Ora, a minha intuição diz-me que Sócrates leva demasiado a sério a sua auto-confiança. Tão demasiado a sério, que se esquece do fundamental, que é do feedback do seu discurso nas massas, sem condicionalismos de classes e territórios. Não o fazendo, preferindo ignorar a sua condição de simples mortal passível de errar, Sócrates arrisca-se a cometer um erro bem mais grave: o do autismo.

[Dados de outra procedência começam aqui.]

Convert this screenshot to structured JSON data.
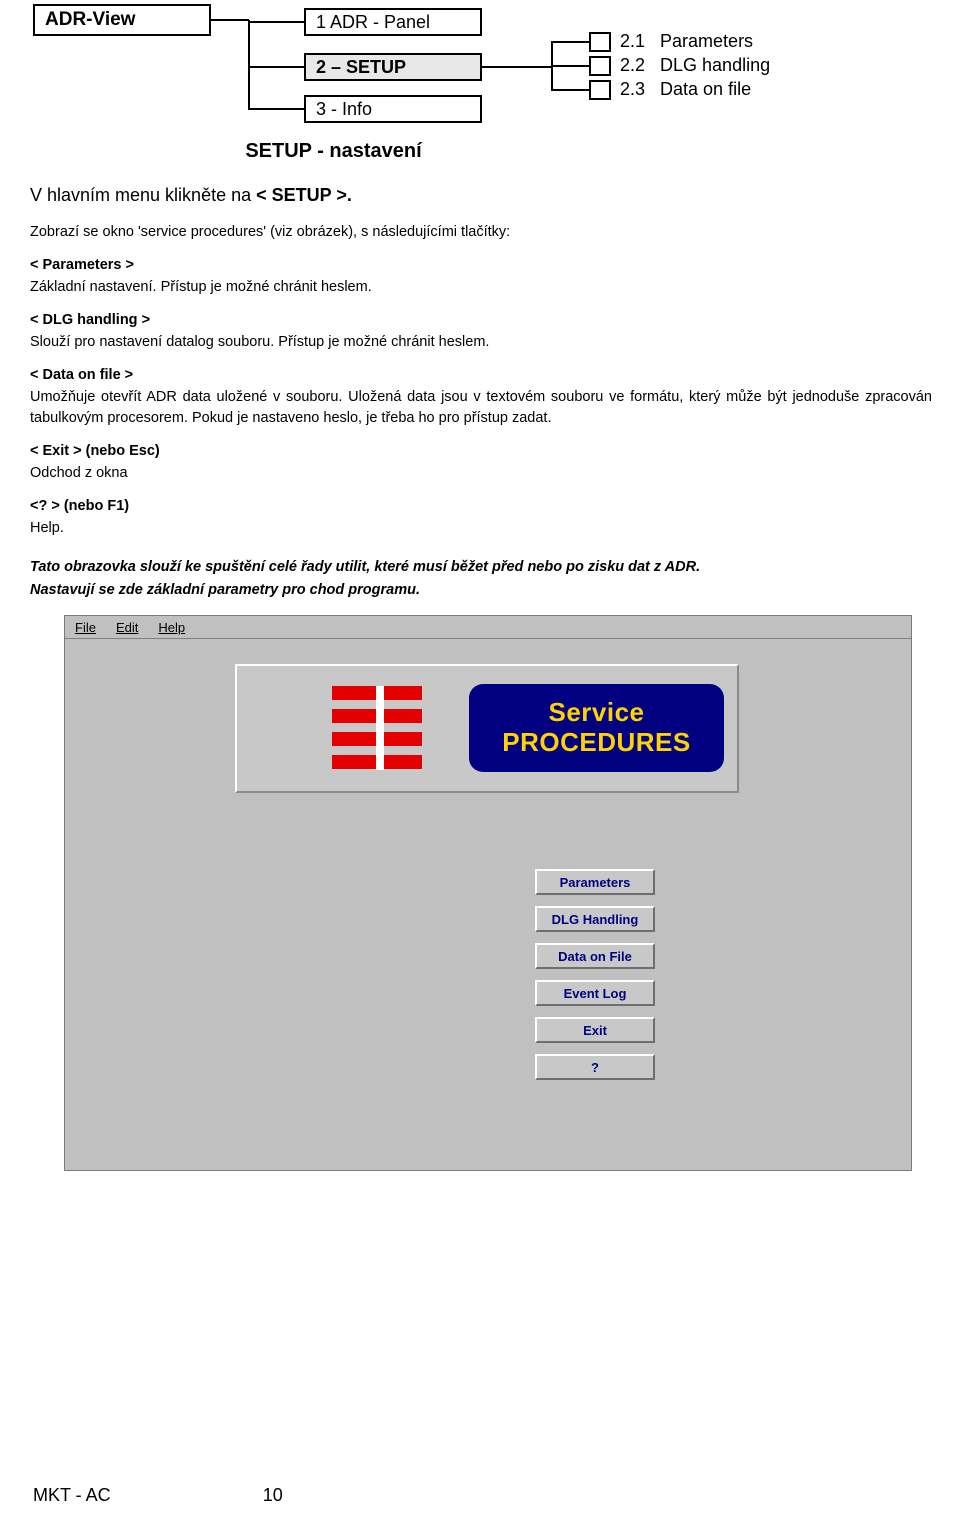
{
  "diagram": {
    "root_label": "ADR-View",
    "menu_items": [
      {
        "label": "1 ADR - Panel"
      },
      {
        "label": "2 – SETUP"
      },
      {
        "label": "3 - Info"
      }
    ],
    "submenu_items": [
      {
        "label": "2.1   Parameters"
      },
      {
        "label": "2.2   DLG handling"
      },
      {
        "label": "2.3   Data on file"
      }
    ]
  },
  "page": {
    "heading": "SETUP - nastavení",
    "lead_prefix": "V hlavním menu klikněte na",
    "lead_target": "< SETUP >.",
    "intro": "Zobrazí se okno 'service procedures'  (viz obrázek), s následujícími tlačítky:",
    "sections": [
      {
        "title": "< Parameters >",
        "body": "Základní nastavení. Přístup je možné chránit heslem."
      },
      {
        "title": "< DLG handling >",
        "body": "Slouží pro nastavení datalog souboru. Přístup je možné chránit heslem."
      },
      {
        "title": "< Data on file >",
        "body": "Umožňuje otevřít ADR data uložené v souboru. Uložená data jsou v textovém souboru ve formátu, který může být jednoduše zpracován tabulkovým procesorem. Pokud je nastaveno heslo, je třeba ho pro přístup zadat."
      },
      {
        "title": "< Exit > (nebo Esc)",
        "body": "Odchod z okna"
      },
      {
        "title": " <? > (nebo F1)",
        "body": "Help."
      }
    ],
    "closing_1": "Tato obrazovka slouží ke spuštění celé řady utilit, které musí běžet před nebo po zisku dat z ADR.",
    "closing_2": "Nastavují se zde základní parametry pro chod programu."
  },
  "screenshot": {
    "menus": [
      "File",
      "Edit",
      "Help"
    ],
    "title_line_1": "Service",
    "title_line_2": "PROCEDURES",
    "buttons": [
      "Parameters",
      "DLG Handling",
      "Data on File",
      "Event Log",
      "Exit",
      "?"
    ]
  },
  "footer": {
    "left": "MKT - AC",
    "page": "10"
  },
  "colors": {
    "flag_red": "#e40000",
    "button_navy": "#000080",
    "button_text_yellow": "#ffd200",
    "window_gray": "#c0c0c0"
  }
}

Esquece, que antes dele, houve outros "Sócrates" (com nomes menos sugestivos), igualmente candidatos a filósofos, que também estavam cheios de certezas e que raramente se enganavam. E antes desses, outros igualmente 'seguros' imitaram o estilo sem contudo nunca terem conseguido dar provas da sua eficácia. Todos seguros à partida, mas todos derrotados no fim. Pouco ou nada do que desenvolveram das suas políticas agora se aproveita, o que nos leva a garantir sem margem para hesitações que se enganaram.


Apesar disso, o estilo fanfarrão, teórico, autista, continua, o que prova que Sócrates nada aprendeu com as asneiras dos outros. E é dramático que tal esteja de novo a acontecer, porque não é Sócrates nem "sus ministros" quem mais irá sofrer com as asneiras (eles ficam sempre bem, como os altos cargos empresariais o atestam no pós-política), é o país e a sua população. O cenário vai repetir-se, e é abominável que permitamos que se repita.


O Tratado de Lisboa é a menina dos olhos de Sócrates. Ele baba-se com o feito e imagina que nós portuenses também. Eu estou a borrifar-me para o Tratado de Lisboa, como muitos de nós se começam a borrifar para a entrada de Portugal na União Europeia, como outros começam a borrifar-se para a valia da nossa democracia. Tudo isto vem sendo contestado, até a própria Liberdade, porque se calhar a sua prática, em termos políticos, não é tão "livre" como parece.


A Liberdade é um bem precioso, mas numa sociedade moderna e justa, pouca valia tem se isolada de outros valores. Esses valores passam por uma distribuição mais equilibrada da riqueza, pelo acesso igual à justiça, por uma valorização de competências razoável, pelo respeito das regras do trabalho entre empregadores e empregados. Todos em teoria concordam com tudo isto, mas sabe-se que na prática (que é o que conta) as coisas não se passam assim.


E os jornalistas - os tais menssageiros do povo - sabem-no, mas também pouco se incomodam, desde que se mantenham encaixados em qualquer orgão informativo que lhes dê o pão. No JN de hoje, a autora desta crónica não encontrou tema melhor para abordar do que os dotes de alquimia do 1º. Ministro. Foi a mutação de um das letras dos três "D" do Movimento das Forças Armadas (MFA) que a inspirou. Segundo escreve, o "D" de Descolonização (a escôlha é dela) foi subsítuído pelo "E" de Europa, servindo para associar o 25 de Abril à ratificação (sem recurso a referendo) do Tratado de Lisboa. Que imaginação!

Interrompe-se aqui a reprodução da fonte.